From al-Araqib to Susiya (2014)

Monday, November 24, 2014 6:45 p.m.

Location: The Little Theatre240 East Avenue, Rochester NY ~ Film run time: 15 minutes

Style: documentary ~ Languages: Arabic with English subtitles ~ Format: video projection ~ Year released: 2013

Tickets: WPFS pass or $8 student, $10 others from The Little box office

This film is screening in the same program asĀ Stone Cold Justice. Total running time for both films: 1 hour.

“Two villages: one story.” The story is Israeli suppression of the eponymous villages, one in the Negev west of the green line, the other in the West Bank near Hebron. This film shows Israel’s parallel displacement policies on both sides of the Green Line and people’s determination to resist as they seek to remain on their land.

Starting in 2010, Israelis demolished structures in the villages multiple times, ostensibly because they’re illegal or unrecognized or built without permits.

The real reason, one of the Bedouins interviewed said, is that “They [Israelis] don’t want to see a single Palestinian Arab.”

Also the Israel enacted Prawer Plan aims to destroy 35 “unrecognized” villages and displace 70,000 Bedouin citizens of Israel.”

Panelists

Nadia Ben-Youssef
Nadia Ben-Youssef

Based in Boston, Nadia Ben-Youssef is USA Representative for Adalah, the organization that produced this film.

She is a human rights lawyer and international advocate working to promote the rights of Palestinian citizens of Israel and Palestinians living under Occupation. Since 2010, she has coordinated the international advocacy for Adalah, The Legal Center for Arab Minority Rights in Israel. She was based in the Adalah’s Naqab (Negev) office in southern Israel.

In 2013 she began leading Adalah’s American advocacy efforts as the organization’s first U.S. Representative.

She is increasingly interested in the intersection between art and advocacy in advancing human rights. With Adalah, she has initiated film and photography projects that seek to visualize and humanize human rights violations in Israel and the Occupied Palestinian Territory.

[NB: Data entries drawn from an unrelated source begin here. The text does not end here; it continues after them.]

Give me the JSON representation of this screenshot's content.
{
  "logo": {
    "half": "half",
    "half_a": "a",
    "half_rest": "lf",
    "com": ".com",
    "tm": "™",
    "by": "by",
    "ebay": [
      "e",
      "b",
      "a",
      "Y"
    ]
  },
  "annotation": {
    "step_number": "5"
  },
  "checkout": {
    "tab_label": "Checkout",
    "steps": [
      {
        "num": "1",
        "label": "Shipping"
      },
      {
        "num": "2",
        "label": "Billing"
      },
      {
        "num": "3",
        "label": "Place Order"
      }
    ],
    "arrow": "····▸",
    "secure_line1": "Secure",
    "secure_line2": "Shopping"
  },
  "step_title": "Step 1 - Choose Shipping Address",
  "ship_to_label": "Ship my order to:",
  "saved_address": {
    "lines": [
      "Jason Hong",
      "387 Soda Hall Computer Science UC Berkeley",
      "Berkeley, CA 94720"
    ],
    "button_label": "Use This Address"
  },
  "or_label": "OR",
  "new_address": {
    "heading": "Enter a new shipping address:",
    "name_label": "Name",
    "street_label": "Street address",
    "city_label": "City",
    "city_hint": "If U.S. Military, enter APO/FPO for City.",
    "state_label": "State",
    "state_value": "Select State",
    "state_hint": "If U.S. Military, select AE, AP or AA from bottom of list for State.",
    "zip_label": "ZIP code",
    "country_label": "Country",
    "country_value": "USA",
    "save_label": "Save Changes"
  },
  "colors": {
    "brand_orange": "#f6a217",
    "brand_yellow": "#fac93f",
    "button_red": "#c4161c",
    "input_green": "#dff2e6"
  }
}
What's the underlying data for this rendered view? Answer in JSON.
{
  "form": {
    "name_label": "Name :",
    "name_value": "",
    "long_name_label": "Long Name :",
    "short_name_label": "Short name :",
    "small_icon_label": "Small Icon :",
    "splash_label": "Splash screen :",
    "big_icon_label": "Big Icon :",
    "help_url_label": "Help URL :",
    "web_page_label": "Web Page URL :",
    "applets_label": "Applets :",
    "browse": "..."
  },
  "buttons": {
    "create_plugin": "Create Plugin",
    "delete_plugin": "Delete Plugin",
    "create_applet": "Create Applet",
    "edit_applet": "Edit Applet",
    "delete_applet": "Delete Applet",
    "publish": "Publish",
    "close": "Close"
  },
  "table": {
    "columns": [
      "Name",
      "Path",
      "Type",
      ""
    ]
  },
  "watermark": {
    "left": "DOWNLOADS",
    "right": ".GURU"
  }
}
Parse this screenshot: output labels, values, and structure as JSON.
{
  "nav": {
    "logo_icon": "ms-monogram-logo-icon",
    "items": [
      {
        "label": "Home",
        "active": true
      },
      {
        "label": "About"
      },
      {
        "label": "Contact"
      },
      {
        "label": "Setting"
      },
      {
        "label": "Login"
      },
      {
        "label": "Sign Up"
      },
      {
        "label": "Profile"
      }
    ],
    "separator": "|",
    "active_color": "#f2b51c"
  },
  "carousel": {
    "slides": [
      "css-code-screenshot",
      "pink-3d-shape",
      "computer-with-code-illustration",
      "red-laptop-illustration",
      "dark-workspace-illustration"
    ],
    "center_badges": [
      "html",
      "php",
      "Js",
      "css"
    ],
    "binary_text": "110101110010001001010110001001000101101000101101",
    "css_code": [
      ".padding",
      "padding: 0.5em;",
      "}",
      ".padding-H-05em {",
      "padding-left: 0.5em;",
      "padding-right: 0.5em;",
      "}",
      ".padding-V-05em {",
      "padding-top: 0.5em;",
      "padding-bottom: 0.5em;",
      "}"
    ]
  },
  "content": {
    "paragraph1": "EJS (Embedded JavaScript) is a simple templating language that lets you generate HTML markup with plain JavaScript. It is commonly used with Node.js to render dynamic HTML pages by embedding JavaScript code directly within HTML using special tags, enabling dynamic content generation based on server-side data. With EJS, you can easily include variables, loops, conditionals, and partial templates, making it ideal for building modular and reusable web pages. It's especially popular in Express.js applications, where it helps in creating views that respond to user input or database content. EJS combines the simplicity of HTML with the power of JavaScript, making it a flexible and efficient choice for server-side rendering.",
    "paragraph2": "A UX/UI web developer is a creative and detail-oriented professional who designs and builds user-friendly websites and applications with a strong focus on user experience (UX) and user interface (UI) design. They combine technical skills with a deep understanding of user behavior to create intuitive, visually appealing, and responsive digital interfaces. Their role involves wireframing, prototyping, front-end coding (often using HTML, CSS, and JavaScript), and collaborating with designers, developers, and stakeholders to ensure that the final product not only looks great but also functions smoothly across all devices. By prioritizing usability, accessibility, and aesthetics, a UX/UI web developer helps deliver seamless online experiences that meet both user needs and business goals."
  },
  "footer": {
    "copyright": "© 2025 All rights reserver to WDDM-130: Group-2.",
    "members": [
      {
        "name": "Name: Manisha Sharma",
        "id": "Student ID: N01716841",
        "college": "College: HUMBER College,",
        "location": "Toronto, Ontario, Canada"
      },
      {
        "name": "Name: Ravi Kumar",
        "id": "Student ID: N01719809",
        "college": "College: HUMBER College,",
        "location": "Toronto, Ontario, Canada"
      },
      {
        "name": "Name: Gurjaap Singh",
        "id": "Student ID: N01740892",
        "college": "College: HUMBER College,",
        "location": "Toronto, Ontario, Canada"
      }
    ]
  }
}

She obtained an AB in Sociology from Princeton University and graduated cum laude from Boston College Law School with a concentration in Human Rights and International Justice.

She’ll join us through Skype for the panel discussion.

Brad Parker
Brad Parker

Brad Parker is an attorney and international advocacy officer with Defence for Children International Palestine, an independent child-rights organization dedicated to defending and promoting the rights of children living in the occupied territories.

Brad Parker is international advocacy officer and staff attorney at Defence for Children International Palestine. He leads DCI-Palestine’s legal advocacy efforts on Palestinian children’s rights.

Parker regularly writes and speaks on the situation of Palestinian children in the Occupied Palestinian Territory, particularly issues involving detention, ill-treatment, and torture of child detainees within the Israeli military detention system and violations of international humanitarian law and international human rights law.

He is a graduate of the University of Vermont and received his J.D. from the City University of New York School of Law.